Рабочие угрюмо отводили взгляд. Вопрос казался им пустым и фальшивым. Некоторые равнодушно отвечали, – так, чтобы лишь ответить, коли спрашивают:

– Не заметно…

Добравшись до пушечносверлилыюй мастерской, Родзянко очутился среди множества неподвижных станков и рабочих, сидевших возле них без дела. Было ясно: бастуют. И Родзянко решил именно здесь «приласкать» виноватых и «внушить» малоумным. Рабочие медленно, один за другим, поднимались на ноги. Но в дальних углах мастерской продолжали сидеть.

– Здравствуйте, ребятушки, – прогудел председатель Государственной думы, – все еще масленицу празднуете?

Мастерская молчала. Когда-то Родзянко служил в кавалерградском полку. Со времен военной службы он очень хорошо знал, что означает молчание солдат в ответ на приветствие офицера. Нечто подобное происходило сейчас здесь. Лицо Родзянки приняло бурачный оттенок: жирные щеки затряслись, и широкий, мягкий подбородок напружился.

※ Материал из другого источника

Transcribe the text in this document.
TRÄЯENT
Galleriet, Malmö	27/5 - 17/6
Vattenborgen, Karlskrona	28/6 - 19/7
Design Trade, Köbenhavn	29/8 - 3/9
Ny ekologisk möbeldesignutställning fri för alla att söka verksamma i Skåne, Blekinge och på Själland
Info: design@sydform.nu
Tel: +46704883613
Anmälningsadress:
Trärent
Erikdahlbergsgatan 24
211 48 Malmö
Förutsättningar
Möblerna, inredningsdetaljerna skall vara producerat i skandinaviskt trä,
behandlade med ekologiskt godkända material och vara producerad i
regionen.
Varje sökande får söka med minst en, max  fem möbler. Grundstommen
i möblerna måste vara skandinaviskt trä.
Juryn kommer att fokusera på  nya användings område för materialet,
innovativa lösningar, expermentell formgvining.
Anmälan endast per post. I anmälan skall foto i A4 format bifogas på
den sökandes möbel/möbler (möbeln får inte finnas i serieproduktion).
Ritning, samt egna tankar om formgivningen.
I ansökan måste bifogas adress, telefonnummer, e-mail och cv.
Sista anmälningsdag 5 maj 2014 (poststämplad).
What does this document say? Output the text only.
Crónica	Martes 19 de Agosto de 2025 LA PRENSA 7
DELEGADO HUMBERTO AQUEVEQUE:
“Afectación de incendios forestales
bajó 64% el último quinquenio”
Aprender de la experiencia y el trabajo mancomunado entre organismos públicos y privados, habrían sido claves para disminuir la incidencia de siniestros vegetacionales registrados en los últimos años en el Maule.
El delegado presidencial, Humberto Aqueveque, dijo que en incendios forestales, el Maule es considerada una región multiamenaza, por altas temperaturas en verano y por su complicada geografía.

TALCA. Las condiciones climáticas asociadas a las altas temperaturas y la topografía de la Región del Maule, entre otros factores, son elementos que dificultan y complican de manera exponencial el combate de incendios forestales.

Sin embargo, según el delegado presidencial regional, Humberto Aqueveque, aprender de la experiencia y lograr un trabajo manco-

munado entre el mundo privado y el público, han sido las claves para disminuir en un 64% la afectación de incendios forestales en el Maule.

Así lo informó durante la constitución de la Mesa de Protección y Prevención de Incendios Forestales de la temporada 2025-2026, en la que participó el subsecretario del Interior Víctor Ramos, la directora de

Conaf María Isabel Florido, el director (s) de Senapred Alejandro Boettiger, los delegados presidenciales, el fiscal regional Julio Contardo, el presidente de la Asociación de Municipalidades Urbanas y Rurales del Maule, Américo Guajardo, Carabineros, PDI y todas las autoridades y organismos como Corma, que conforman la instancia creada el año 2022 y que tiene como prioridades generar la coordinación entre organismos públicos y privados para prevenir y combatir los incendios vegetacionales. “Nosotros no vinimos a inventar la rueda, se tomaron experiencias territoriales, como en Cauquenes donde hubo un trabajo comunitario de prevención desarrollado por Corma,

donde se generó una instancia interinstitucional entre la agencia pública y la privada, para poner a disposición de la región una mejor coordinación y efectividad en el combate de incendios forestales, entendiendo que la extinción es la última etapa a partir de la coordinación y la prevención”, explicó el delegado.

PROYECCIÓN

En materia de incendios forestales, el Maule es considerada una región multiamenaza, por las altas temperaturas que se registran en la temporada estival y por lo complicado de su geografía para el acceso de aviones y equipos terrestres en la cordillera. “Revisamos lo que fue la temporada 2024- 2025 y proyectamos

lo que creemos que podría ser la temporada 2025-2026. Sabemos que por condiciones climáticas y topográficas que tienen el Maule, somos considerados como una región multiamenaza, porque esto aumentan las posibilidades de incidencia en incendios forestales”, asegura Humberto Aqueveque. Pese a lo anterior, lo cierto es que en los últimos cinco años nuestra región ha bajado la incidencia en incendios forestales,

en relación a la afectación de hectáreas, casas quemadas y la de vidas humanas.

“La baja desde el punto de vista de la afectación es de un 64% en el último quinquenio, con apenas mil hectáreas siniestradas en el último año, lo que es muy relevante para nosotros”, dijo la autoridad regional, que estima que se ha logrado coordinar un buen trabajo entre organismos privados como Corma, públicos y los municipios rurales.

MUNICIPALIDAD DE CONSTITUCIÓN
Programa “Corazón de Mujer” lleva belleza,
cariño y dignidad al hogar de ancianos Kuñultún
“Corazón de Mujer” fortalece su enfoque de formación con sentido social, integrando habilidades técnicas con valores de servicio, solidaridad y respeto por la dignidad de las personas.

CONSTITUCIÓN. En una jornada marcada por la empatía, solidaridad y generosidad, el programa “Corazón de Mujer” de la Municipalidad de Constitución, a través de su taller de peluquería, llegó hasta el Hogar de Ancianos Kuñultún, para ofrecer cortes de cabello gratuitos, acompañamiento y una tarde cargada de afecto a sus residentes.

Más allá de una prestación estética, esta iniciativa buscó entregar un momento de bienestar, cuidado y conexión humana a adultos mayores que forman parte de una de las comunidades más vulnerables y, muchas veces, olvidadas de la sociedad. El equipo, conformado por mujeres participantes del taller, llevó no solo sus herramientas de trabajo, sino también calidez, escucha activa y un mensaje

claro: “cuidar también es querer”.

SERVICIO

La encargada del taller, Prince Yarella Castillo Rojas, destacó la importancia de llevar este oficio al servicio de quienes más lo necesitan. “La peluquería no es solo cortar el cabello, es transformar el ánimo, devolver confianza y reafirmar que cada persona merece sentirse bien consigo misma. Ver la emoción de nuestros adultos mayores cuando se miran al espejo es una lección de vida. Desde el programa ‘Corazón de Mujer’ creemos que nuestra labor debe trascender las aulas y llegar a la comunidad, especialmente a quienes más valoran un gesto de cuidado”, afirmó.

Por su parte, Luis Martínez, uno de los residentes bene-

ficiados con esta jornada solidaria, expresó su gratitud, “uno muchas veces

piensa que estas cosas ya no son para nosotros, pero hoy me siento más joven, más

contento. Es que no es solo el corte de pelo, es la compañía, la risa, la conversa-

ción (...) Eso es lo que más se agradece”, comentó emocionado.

– Если не желаете мне отвечать, – сердито сказал он, – неволить не стану. А если спросить меня о чем-нибудь охота, пожалуйста: отвечу по всей прямоте…

И тогда к Родзянке подступил здоровяк-рабочий, с глубоким взглядом серых умных глаз и красивой шапкой полуседых волос над невысоким лбом. Это был Юханцев.

– Позволите, ваше превосходительство?

– Спрашивай.

– Случилось мне, ваше превосходительство, не больно давно по неким делам в Екатеринославскую губернию заехать. Губерния – дно золотое. День цельный едешь – и все поля, да поля хлебные колосятся, и нет им, полям, конца-краю. А еще – лес; на сотни верст со всех сторон, ровно стена, стоит – до того силен. Спросил я тамошних: да чьи же это поля безграничные? «Его превосходительства, – говорят, – господина Родзянки». Я – про лес: чей? «Его превосходительства, господина Родзянки». Да так и пошло-поехало. О чем ни спрошу, – один ответ: «Его превосходительства…» Потому и вопросик мой: неужто же впрямь ваше превосходительство из этаких несметных богачей?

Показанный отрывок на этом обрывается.